Separately, Vedanta Resources announced a tender offer to buy back up to $500 million of its July-due dollar bills, an exchange notice in Singapore said. The company said it will use about half of the $1 billion it receives from the Indian unit as dividends.
The parent company’s dollar-denominated bonds rose at their highest rate in six weeks on Friday, with July debt maturing at the highest level since October, according to data compiled by Bloomberg.
The Mumbai-listed company owned by billionaire Anil Agarwal paid out around US$2.2 billion to shareholders in March of the year-ending. S&P Global Ratings warned last month that dividends from Vedanta Ltd., which is 70% owned by its London-based parent company, are likely to contribute a large part of Vedanta Resources’ debt service as the refinancing proceeds in the next few years six months becomes more difficult .

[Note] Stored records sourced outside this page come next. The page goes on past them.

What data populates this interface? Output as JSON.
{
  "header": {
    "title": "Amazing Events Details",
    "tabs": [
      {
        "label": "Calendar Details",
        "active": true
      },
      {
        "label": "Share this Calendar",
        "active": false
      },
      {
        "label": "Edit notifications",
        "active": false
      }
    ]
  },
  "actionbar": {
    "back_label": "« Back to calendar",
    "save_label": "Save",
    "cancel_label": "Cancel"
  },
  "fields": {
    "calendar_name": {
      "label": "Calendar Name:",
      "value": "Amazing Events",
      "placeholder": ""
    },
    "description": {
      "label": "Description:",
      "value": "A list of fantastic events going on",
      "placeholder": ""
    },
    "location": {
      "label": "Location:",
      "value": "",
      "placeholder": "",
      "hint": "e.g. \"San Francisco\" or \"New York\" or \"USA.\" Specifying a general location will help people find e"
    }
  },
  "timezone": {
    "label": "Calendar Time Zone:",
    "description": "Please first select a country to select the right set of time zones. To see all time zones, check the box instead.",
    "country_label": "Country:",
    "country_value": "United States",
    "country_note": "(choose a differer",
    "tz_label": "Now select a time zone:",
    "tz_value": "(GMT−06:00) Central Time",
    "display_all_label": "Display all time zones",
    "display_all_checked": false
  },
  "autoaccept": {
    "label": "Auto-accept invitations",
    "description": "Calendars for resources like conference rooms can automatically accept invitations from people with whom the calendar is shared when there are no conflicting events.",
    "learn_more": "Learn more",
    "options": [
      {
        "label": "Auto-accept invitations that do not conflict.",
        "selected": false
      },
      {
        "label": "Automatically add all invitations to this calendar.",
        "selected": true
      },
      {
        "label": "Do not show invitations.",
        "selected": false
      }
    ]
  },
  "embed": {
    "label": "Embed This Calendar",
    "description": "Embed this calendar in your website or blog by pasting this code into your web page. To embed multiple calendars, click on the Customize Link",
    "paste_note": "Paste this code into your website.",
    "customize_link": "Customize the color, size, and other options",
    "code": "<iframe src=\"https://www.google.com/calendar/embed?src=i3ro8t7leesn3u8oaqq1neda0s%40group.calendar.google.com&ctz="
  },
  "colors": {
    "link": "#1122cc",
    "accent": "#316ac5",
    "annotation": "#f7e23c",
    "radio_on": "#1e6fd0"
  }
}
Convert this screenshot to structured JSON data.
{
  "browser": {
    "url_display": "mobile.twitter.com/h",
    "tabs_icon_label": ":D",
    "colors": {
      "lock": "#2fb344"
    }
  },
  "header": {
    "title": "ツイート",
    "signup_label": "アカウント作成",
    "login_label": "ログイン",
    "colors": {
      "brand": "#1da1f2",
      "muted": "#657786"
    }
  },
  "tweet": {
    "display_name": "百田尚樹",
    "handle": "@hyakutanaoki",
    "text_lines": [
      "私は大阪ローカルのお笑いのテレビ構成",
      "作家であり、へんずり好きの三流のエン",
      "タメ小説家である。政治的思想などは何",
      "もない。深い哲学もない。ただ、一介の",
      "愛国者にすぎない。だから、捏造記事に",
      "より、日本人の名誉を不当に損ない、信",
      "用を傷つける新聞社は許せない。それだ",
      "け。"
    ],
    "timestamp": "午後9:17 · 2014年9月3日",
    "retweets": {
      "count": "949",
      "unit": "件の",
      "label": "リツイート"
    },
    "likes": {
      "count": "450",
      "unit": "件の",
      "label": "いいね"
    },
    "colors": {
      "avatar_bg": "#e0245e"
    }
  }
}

“If history is any indication of profitability, expect the dividend to remain high,” Ajay Goel, acting chief financial officer, said in a post-earnings call. It will help the parent company reduce debt by $4 billion over the next three years, he said.
The parent company’s debt reduction is being brought forward, with at least $1 billion expected this fiscal year, Vedanta Ltd. chief executive officer Sunil Duggal said in another post-earnings call on Thursday.
Net income goes down
Meanwhile, the group’s net profit fell nearly 10% year-on-year in the January-March period, the Indian entity said. That would be the first year-over-year earnings decline since the quarter ended September 2020. It also missed the analyst estimate.
Industries around the world are grappling with higher energy and commodity costs, exacerbated by Russia’s war in Ukraine, which has turned supply chains upside down. Locally, Indian mills are finding it difficult to secure supplies of thermal coal, particularly aluminum producers, as the government diverts fuel to the power sector.
Shares of Vedanta rose 1.6% in Mumbai on Friday, lifting full-year gains by nearly 23%. Analysts have 13 buy recommendations for the company, 3 holds and 2 sells, according to data compiled by Bloomberg.